Glutamine Transaminase K and ω-Amidase Activities in Primary Cultures of Astrocytes and Neurons and in Embryonic Chick Forebrain: Marked Induction of Brain Glutamine Transaminase K at Time of Hatching

Authors


Address correspondence and reprint requests to Dr. A. J. L. Cooper, at Department of Biochemistry, Cornell University Medical College, 1300 York Avenue, New York, NY 10021, U.S.A.

Abstract

Abstract: Glutamine transaminase K and ω-amidase activities are present in the chick brain and in the brains of adult mice, rats, and humans. However, the activity of gluta-mine transaminase K in adult mouse brain is relatively low. In the chick embryo, cerebral glutamine transaminase K activity is low between embryonic days 5 and 17, but by day 23 (day of hatching) activity rises dramatically (< 15-fold). Cerebral ω-amidase activity is relatively high at embryonic day 5 but lower between days 5 and 17; at embryonic day 23 the activity rises to a maximum. Both glutamine transaminase K and ω-amidase are present in cultured chick, rat, and mouse astrocytes and neurons.

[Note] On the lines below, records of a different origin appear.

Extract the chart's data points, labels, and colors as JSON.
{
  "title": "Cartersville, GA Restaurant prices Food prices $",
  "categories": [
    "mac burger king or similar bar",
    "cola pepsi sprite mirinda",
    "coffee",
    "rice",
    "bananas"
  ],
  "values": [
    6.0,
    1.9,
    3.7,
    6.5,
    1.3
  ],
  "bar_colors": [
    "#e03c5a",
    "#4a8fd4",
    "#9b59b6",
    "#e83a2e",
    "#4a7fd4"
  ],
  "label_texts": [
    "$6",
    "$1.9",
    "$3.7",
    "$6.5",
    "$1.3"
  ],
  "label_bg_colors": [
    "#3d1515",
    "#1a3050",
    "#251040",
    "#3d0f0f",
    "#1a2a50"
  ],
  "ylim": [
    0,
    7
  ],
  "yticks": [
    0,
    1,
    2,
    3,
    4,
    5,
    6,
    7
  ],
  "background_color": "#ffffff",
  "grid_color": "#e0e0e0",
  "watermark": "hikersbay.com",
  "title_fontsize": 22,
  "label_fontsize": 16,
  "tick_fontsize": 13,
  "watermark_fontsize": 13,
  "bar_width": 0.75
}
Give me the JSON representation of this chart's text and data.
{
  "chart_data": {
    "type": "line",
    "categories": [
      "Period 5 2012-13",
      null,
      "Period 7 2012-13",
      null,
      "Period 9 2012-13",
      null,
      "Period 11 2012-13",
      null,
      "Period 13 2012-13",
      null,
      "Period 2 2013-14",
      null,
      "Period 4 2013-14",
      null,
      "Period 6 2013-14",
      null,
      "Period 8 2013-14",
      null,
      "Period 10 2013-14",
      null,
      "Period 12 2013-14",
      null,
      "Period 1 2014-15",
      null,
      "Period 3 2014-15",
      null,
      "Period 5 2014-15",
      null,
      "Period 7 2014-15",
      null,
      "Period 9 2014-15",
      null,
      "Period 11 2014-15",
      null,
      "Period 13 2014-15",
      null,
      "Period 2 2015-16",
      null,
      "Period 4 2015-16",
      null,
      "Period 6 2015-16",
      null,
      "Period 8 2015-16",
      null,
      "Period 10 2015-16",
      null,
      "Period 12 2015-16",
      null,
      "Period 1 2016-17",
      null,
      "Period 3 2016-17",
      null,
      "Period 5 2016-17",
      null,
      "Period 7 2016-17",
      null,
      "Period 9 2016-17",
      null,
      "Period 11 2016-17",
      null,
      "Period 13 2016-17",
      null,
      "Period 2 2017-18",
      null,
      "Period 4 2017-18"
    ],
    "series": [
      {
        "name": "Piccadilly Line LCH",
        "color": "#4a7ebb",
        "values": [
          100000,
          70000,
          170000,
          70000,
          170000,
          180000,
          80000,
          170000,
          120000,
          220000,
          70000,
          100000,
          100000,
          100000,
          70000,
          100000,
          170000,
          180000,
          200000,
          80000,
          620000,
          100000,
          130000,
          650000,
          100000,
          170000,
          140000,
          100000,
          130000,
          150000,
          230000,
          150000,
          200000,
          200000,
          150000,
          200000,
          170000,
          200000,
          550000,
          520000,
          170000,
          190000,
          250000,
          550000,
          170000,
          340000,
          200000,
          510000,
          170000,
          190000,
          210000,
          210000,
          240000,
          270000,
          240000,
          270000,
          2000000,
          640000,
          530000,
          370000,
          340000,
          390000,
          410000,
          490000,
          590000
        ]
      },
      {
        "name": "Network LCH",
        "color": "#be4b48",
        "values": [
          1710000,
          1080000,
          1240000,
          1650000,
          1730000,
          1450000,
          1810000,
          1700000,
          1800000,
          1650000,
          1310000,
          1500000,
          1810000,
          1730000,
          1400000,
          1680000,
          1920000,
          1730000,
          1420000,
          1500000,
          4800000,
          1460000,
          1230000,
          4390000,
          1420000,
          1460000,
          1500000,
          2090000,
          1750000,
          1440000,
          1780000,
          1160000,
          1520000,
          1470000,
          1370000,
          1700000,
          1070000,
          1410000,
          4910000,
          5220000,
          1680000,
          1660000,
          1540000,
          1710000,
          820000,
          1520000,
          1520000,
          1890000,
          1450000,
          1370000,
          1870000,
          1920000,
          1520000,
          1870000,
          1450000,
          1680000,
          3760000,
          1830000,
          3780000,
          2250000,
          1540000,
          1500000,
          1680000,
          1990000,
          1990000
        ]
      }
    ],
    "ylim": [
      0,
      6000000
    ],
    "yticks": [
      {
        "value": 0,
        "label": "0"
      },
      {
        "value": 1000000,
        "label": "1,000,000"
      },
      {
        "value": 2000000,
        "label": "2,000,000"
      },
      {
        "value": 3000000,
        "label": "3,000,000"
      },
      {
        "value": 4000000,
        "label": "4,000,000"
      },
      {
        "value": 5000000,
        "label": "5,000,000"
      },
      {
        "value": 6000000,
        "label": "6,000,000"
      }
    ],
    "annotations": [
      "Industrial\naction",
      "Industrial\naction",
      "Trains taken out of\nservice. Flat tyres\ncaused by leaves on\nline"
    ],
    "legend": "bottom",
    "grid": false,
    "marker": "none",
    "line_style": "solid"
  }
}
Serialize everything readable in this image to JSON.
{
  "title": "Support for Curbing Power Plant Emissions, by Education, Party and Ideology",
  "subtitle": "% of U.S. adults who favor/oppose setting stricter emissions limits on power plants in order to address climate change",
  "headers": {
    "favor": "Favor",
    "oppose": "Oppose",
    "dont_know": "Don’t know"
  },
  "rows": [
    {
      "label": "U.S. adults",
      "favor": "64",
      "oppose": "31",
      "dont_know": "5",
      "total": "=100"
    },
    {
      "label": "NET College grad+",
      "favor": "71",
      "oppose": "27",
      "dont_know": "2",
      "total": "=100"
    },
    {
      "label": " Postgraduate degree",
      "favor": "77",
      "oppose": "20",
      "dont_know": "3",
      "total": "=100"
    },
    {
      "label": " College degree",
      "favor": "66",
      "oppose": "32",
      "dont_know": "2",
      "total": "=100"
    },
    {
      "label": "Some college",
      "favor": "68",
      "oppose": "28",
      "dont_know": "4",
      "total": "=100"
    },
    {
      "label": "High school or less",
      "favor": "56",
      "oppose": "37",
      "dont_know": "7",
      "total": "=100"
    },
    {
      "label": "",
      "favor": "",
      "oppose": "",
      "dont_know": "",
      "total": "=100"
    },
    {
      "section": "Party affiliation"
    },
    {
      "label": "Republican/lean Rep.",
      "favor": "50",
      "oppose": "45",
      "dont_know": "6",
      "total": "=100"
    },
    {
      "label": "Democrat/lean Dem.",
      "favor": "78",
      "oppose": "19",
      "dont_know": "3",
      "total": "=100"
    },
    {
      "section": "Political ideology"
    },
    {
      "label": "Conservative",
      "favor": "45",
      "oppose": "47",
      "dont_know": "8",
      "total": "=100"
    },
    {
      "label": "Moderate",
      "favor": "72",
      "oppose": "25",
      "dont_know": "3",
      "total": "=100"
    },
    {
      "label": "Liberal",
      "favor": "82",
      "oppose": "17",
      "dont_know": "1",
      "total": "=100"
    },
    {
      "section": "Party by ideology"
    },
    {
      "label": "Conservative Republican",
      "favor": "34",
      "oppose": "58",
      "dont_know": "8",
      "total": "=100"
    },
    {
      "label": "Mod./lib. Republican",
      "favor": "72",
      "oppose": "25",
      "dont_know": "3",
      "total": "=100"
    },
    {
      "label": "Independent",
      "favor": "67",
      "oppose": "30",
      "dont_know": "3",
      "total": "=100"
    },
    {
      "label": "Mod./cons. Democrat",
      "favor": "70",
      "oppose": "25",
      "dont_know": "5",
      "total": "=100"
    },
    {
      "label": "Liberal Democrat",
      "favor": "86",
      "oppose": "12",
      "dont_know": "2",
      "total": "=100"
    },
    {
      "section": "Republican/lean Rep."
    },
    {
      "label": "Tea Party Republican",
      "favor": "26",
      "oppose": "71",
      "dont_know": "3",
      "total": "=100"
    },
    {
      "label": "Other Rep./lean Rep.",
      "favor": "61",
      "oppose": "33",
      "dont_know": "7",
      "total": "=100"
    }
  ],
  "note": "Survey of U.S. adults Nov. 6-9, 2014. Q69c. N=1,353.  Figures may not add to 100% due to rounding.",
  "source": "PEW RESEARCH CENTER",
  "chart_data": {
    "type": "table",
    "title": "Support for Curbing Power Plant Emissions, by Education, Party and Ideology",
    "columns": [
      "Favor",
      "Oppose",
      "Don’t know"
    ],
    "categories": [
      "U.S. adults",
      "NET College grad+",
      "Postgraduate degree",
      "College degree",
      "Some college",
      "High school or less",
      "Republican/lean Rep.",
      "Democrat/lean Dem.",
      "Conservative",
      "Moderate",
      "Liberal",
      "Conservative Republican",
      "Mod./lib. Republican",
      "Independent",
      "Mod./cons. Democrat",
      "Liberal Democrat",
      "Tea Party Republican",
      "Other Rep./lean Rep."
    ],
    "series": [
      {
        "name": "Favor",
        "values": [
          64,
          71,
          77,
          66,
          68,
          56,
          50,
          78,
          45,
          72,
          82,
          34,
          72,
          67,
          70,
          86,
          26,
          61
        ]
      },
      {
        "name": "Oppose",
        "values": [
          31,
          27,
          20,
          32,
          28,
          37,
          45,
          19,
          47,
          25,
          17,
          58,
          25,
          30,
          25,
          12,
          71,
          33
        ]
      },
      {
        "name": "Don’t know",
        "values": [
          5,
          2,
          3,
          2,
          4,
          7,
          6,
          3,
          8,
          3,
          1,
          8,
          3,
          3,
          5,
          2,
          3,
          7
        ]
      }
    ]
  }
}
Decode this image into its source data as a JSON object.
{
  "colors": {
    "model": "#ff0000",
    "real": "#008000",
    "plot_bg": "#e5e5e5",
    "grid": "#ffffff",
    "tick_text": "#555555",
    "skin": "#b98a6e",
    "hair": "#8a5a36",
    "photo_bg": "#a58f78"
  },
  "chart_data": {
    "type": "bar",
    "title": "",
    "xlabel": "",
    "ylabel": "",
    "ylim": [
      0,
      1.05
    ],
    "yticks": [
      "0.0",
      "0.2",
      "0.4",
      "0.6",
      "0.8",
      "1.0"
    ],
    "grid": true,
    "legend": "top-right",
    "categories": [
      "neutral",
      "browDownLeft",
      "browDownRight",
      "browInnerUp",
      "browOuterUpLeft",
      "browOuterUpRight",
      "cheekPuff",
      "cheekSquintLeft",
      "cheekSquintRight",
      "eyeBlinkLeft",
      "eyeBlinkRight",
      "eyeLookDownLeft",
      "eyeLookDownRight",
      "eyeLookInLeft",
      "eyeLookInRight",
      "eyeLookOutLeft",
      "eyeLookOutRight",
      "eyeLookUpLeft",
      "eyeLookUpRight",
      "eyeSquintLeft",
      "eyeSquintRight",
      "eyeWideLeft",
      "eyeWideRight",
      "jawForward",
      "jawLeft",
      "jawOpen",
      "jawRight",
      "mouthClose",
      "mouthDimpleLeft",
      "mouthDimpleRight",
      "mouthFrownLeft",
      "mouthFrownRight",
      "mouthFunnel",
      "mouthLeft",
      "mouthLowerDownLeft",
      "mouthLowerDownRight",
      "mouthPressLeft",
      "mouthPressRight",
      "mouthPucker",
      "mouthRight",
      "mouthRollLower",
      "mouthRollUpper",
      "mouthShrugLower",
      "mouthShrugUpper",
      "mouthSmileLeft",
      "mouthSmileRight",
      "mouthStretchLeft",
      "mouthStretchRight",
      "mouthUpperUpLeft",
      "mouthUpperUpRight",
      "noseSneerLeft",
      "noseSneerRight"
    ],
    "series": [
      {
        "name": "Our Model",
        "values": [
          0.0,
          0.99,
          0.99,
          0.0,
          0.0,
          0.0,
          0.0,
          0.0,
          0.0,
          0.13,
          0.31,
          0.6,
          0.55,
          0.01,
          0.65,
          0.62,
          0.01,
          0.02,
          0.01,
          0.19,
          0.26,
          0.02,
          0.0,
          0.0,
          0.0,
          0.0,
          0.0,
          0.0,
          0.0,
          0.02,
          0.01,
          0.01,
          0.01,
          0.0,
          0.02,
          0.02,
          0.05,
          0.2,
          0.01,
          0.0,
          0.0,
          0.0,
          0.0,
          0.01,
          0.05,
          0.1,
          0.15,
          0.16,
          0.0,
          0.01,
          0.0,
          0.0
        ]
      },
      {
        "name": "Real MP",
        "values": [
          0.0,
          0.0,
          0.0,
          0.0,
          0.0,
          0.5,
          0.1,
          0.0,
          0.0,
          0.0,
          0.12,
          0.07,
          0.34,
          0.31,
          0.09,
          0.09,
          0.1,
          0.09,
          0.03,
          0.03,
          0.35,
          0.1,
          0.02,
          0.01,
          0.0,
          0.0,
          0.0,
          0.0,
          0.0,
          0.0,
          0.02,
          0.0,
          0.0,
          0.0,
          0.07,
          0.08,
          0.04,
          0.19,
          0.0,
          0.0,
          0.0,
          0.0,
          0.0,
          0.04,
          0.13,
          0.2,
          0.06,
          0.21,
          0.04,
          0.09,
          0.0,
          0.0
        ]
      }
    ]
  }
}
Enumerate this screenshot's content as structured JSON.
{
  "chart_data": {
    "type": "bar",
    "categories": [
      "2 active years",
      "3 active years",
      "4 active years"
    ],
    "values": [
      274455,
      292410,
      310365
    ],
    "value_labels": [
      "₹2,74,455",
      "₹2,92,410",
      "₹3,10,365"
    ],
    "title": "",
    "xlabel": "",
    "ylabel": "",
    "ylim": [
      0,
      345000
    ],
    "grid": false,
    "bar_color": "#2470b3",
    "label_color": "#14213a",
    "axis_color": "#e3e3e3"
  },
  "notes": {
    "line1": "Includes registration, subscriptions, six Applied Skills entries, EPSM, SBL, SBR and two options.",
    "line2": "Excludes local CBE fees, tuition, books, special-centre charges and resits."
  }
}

For each species, the activity of glutamine transaminase K is higher in the astrocytes than in the neurons. The activity of ω-amidase is about the same in the cultured chick astrocytes and neurons but significantly higher in rat astrocytes than in rat neurons. The data suggest that the rise in brain glutamine transaminase K activity in the chick embryo at hatching correlates with maturation of astrocytes. Glutamine transaminase K may be involved in glutamine cycling in astrocytes. Glutamine transaminase K appears to be a major cysteine S-conjugate β-lyase of the brain and may play a role in the neurotoxicity associated with exposure to dichloroacetylene and perhaps to other toxins.